Sapi-sapi tersebut diimpor dalam keadaan bunting 3–4 bulan dan diperuntukkan sebagai bibit sapi perah. Kepala Karantina Jawa Tengah, Sokhib menyatakan bahwa kondisi sapi cukup stabil untuk menempuh perjalanan laut selama sembilan hari dari Dermaga Portland, Australia, menuju Dermaga Pelabuhan Laut Tanjung Intan, Cilacap.

“Selanjutnya ribuan sapi tersebut dilakukan serangkaian tindakan karantina meliputi pengasingan, pengamatan, perlakuan oleh petugas karantina di Instalasi Karantina Hewan Cilacap,” ujarnya.

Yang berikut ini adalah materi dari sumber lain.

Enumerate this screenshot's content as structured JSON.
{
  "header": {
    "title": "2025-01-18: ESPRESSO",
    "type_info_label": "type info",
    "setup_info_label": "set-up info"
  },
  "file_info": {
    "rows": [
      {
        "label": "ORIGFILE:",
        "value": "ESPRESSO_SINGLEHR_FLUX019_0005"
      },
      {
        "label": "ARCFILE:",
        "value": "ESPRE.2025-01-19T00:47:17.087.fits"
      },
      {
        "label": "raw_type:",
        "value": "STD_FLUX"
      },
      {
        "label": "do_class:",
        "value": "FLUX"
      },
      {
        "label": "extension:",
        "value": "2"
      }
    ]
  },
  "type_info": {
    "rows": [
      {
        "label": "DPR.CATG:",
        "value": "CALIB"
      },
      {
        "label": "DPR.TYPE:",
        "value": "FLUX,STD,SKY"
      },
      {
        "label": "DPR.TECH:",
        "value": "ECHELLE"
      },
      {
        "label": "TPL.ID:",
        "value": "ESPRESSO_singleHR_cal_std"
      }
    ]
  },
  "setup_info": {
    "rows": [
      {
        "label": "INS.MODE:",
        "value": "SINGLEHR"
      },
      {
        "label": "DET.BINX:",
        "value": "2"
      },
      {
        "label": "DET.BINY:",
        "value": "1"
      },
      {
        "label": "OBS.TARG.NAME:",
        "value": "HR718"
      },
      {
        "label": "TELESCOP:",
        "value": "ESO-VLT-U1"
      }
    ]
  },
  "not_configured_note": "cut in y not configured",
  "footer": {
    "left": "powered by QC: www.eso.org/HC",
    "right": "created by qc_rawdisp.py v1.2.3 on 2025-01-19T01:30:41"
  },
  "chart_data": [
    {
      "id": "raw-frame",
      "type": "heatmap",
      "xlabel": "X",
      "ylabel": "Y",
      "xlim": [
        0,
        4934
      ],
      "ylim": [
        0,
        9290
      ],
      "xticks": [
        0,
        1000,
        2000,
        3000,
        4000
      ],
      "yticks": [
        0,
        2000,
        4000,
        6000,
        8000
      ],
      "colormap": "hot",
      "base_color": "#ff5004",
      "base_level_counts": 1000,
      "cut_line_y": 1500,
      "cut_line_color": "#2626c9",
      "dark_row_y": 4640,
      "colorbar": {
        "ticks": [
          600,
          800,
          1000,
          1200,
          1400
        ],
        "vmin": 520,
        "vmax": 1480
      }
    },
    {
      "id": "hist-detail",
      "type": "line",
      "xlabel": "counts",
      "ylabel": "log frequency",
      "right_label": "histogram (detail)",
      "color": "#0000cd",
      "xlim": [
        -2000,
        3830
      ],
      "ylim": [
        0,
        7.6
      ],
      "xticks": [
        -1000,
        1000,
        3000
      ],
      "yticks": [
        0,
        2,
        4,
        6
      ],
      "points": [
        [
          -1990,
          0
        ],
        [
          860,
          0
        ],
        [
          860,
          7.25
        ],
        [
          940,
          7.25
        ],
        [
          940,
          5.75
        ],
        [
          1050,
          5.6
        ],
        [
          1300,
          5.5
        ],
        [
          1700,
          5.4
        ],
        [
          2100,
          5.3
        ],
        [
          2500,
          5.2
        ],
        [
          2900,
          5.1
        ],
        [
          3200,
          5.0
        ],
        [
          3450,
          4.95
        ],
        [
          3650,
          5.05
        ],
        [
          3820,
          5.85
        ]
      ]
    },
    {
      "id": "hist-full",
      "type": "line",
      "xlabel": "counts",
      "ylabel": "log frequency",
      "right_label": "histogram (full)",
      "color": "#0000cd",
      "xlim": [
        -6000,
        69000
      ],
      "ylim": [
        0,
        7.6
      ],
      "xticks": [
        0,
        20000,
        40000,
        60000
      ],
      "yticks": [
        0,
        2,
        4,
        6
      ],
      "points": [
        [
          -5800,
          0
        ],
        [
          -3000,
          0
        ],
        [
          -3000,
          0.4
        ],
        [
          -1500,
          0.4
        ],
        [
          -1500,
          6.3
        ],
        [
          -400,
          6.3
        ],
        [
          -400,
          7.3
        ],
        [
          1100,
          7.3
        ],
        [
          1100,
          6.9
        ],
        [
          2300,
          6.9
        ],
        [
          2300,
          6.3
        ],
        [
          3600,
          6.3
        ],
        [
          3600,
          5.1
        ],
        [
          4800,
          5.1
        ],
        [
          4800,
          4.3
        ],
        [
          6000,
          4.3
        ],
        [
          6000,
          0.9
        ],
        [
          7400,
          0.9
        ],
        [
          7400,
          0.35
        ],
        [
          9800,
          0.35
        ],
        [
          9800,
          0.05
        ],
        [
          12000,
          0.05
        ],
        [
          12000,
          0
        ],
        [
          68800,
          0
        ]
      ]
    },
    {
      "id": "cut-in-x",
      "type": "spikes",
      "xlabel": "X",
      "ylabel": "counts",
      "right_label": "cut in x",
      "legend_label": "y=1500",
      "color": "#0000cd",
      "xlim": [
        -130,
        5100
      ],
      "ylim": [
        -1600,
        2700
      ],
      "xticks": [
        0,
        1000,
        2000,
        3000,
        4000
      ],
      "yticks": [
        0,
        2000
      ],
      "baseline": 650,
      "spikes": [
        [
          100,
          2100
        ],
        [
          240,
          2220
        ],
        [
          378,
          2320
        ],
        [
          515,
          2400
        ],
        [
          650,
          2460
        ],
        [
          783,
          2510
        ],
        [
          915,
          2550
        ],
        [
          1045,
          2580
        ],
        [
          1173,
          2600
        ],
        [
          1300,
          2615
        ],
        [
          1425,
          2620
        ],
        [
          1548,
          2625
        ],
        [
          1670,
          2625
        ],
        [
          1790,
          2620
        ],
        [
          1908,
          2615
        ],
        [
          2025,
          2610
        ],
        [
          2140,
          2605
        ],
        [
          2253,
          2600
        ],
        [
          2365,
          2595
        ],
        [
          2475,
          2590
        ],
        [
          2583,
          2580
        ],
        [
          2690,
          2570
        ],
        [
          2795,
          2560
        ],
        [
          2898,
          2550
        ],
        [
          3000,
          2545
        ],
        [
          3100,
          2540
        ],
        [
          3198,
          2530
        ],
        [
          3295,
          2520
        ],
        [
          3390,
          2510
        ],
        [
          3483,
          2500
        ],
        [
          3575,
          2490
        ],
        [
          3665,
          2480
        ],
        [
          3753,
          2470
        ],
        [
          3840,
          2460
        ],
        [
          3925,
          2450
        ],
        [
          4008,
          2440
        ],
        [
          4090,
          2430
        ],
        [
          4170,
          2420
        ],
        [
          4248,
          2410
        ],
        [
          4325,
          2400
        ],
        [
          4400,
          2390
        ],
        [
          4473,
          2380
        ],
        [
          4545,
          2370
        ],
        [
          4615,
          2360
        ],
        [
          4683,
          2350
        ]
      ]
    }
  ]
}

Sokhib menjelaskan, tindakan tersebut dilakukan berdasarkan amanah Peraturan Pemerintah Nomor 29 Tahun 2023 tentang pelaksanaan Undang-Undang Nomor 21 Tahun 2019 tentang Karantina Hewan, Ikan, dan Tumbuhan. Dalam pasal 72 dan 73 disebutkan bahwa tindakan pengasingan diperlukan untuk proses pengamatan, pemeriksaan klinis dan/atau laboratoris, serta perlakuan.

“Tindakan pengamatan dilakukan untuk mengamati timbulnya gejala HPHK selama tindakan pengasingan. Waktu masa karantina disesuaikan dengan masa inkubasi dan sifat penyakit hewan. Menurut pasal 75, tindakan perlakuan dilakukan untuk membebaskan atau menyucihamakan Media Pembawa HPHK atau tindakan lain yang bersifat preventif, kuratif, dan promotif jika diperlukan. Kali ini dijadwalkan pemberian preventif berupa vaksin Lumpy Skin Disease serta Penyakit Mulut dan Kuku,” imbuh Sokhib.